Re: [PATCH 3.18 32/32] mm: larger stack guard gap, between vmas
From: Hugh Dickins
Date: Wed Jun 21 2017 - 02:11:09 EST
On Wed, 21 Jun 2017, Willy Tarreau wrote:
> On Tue, Jun 20, 2017 at 10:49:16PM -0700, Hugh Dickins wrote:
> > On Mon, 19 Jun 2017, Greg Kroah-Hartman wrote:
> >
> > > 3.18-stable review patch. If anyone has any objections, please let me know.
> > >
> > > ------------------
> > >
> > > From: Hugh Dickins <hughd@xxxxxxxxxx>
> > >
> > > commit 1be7107fbe18eed3e319a6c3e83c78254b693acb upstream.
> >
> > Here's a few adjustments to the 3.18 patch: no doubt you'll have
> > already sorted out any build errors (and I have to confess that
> > I haven't even tried to build this); and the VM_WARN_ON line (as
> > in 4.4) only fixes a highly unlikely error; but those FOLL_MLOCK
> > lines in mm/gup.c were mistaken, and do need to be deleted.
>
> Are you sure ? The test on the FOLL_MLOCK flag remains present in
> 4.11 and mainline :
>
> /* mlock all present pages, but do not fault in new pages */
> if ((*flags & (FOLL_POPULATE | FOLL_MLOCK)) == FOLL_MLOCK)
> return -ENOENT;
>
> And this test was present although different in 3.18 as well :
>
> /* For mlock, just skip the stack guard page. */
> if ((*flags & FOLL_MLOCK) &&
> (stack_guard_page_start(vma, address) ||
> stack_guard_page_end(vma, address + PAGE_SIZE)))
>
> So by removing it we're totally removing any test on FOLL_MLOCK. That
> might be the correct fix, but I'm just a bit surprized since the mainline
> patch doesn't remove it, and only removes the test on FOLL_POPULATE.
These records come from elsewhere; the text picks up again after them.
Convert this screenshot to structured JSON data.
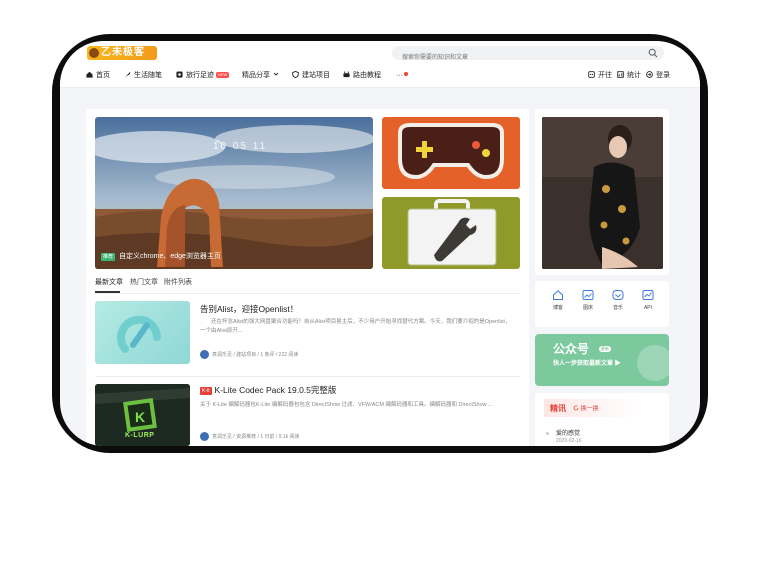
{
  "header": {
    "logo_text": "乙未极客",
    "search_placeholder": "搜索你需要的知识和文章"
  },
  "nav": {
    "items": [
      {
        "label": "首页",
        "icon": "home-icon"
      },
      {
        "label": "生活随笔",
        "icon": "feather-icon"
      },
      {
        "label": "旅行足迹",
        "icon": "compass-icon",
        "badge": "NEW"
      },
      {
        "label": "精品分享",
        "icon": "chevron-down-icon"
      },
      {
        "label": "建站项目",
        "icon": "shield-icon"
      },
      {
        "label": "路由教程",
        "icon": "router-icon"
      }
    ],
    "more_label": "···",
    "right": [
      {
        "label": "开往",
        "icon": "train-icon"
      },
      {
        "label": "统计",
        "icon": "chart-icon"
      },
      {
        "label": "登录",
        "icon": "login-icon"
      }
    ]
  },
  "hero": {
    "clock": "10 05 11",
    "tag": "推荐",
    "title": "自定义chrome、edge浏览器主页"
  },
  "tabs": [
    "最新文章",
    "热门文章",
    "附件列表"
  ],
  "articles": [
    {
      "title": "告别Alist，迎接Openlist！",
      "summary": "还在怀念Alist的强大网盘聚合功能吗？自从Alist项目易主后，不少用户开始寻找替代方案。今天，我们要介绍的是Openlist，一个由Alist原开...",
      "meta": "意润乐见 / 建站项目 / 1 条评 / 222 阅读"
    },
    {
      "tag": "K-lt",
      "title": "K-Lite Codec Pack 19.0.5完整版",
      "summary": "关于 K-Lite 编解码器包K-Lite 编解码器包包含 DirectShow 过滤、VFW/ACM 编解码器和工具。编解码器和 DirectShow ...",
      "meta": "意润乐见 / 资源推荐 / 1 日前 / 9.1k 阅读",
      "thumb_text": "K-LURP"
    }
  ],
  "tools": [
    {
      "label": "博客",
      "icon": "house-icon"
    },
    {
      "label": "图床",
      "icon": "image-icon"
    },
    {
      "label": "音乐",
      "icon": "music-icon"
    },
    {
      "label": "API",
      "icon": "api-icon"
    }
  ],
  "wechat": {
    "title": "公众号",
    "badge": "更新",
    "subtitle": "快人一步获取最新文章 ▶"
  },
  "hot": {
    "title": "精讯",
    "refresh": "换一换",
    "items": [
      {
        "title": "爱的感觉",
        "date": "2020-02-16"
      }
    ]
  },
  "colors": {
    "accent_green": "#7cc99e",
    "hot_red": "#e2413a",
    "tile_orange": "#e5612a",
    "tile_olive": "#8f9a2b"
  }
}
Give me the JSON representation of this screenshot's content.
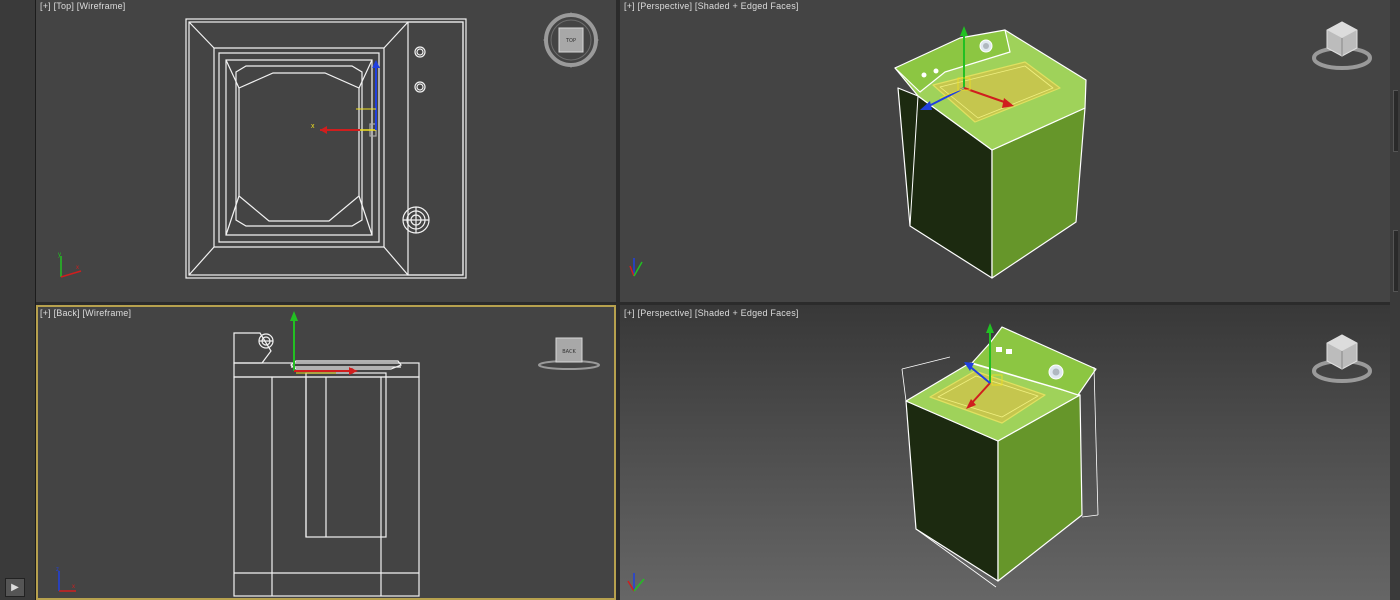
{
  "viewports": {
    "top": {
      "label_parts": [
        "[+]",
        "[Top]",
        "[Wireframe]"
      ],
      "nav_cube_face": "TOP"
    },
    "persp1": {
      "label_parts": [
        "[+]",
        "[Perspective]",
        "[Shaded + Edged Faces]"
      ]
    },
    "back": {
      "label_parts": [
        "[+]",
        "[Back]",
        "[Wireframe]"
      ],
      "nav_cube_face": "BACK",
      "active": true
    },
    "persp2": {
      "label_parts": [
        "[+]",
        "[Perspective]",
        "[Shaded + Edged Faces]"
      ]
    }
  },
  "colors": {
    "viewport_bg": "#444444",
    "active_border": "#b7a14e",
    "model_green": "#6a9c2c",
    "model_dark": "#1c2a10",
    "axis_x": "#d01e1e",
    "axis_y": "#22c022",
    "axis_z": "#2040e0"
  },
  "icons": {
    "play": "play-icon",
    "nav_cube": "view-cube-icon",
    "axis_tripod": "axis-tripod-icon",
    "gizmo": "transform-gizmo-icon"
  },
  "axis_letters": {
    "x": "x",
    "y": "y",
    "z": "z"
  }
}
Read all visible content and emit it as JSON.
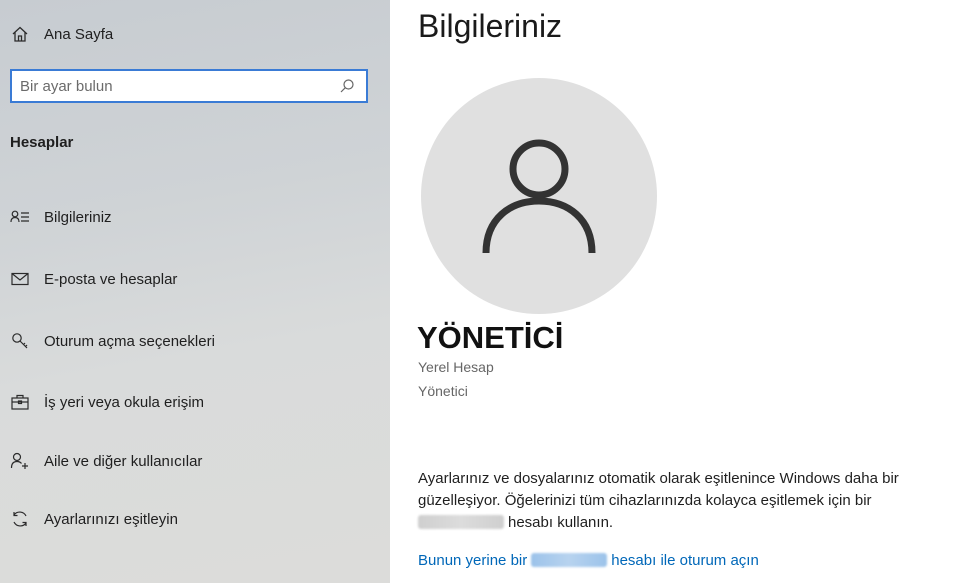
{
  "sidebar": {
    "home_label": "Ana Sayfa",
    "search_placeholder": "Bir ayar bulun",
    "section_title": "Hesaplar",
    "items": [
      {
        "label": "Bilgileriniz",
        "icon": "person-list-icon"
      },
      {
        "label": "E-posta ve hesaplar",
        "icon": "mail-icon"
      },
      {
        "label": "Oturum açma seçenekleri",
        "icon": "key-icon"
      },
      {
        "label": "İş yeri veya okula erişim",
        "icon": "briefcase-icon"
      },
      {
        "label": "Aile ve diğer kullanıcılar",
        "icon": "person-add-icon"
      },
      {
        "label": "Ayarlarınızı eşitleyin",
        "icon": "sync-icon"
      }
    ]
  },
  "main": {
    "title": "Bilgileriniz",
    "user_name": "YÖNETİCİ",
    "account_type": "Yerel Hesap",
    "role": "Yönetici",
    "description_line1": "Ayarlarınız ve dosyalarınız otomatik olarak eşitlenince Windows daha bir",
    "description_line2": "güzelleşiyor. Öğelerinizi tüm cihazlarınızda kolayca eşitlemek için bir",
    "description_line3_suffix": "hesabı kullanın.",
    "link_prefix": "Bunun yerine bir",
    "link_suffix": "hesabı ile oturum açın"
  },
  "colors": {
    "accent": "#3a7bd5",
    "link": "#0067b8",
    "avatar_bg": "#e0e0e0"
  }
}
I think I'm sure :) Please take another look, the intention of those
two FOLL_MLOCK tests is completely different. One of them is about
the mlock2() syscall (I think), which wants not to fault in every
page at syscall time; and the other is about stack guard pages
bogusly included in the vma extents, which must not be faulted in.
The stack guard pages are no longer included in the vma extents,
so we can just delete those lines (note the "&&" in the condition);
but we don't want mlock() to stop faulting its pages in.
Makes sense now, or am I tired and confused?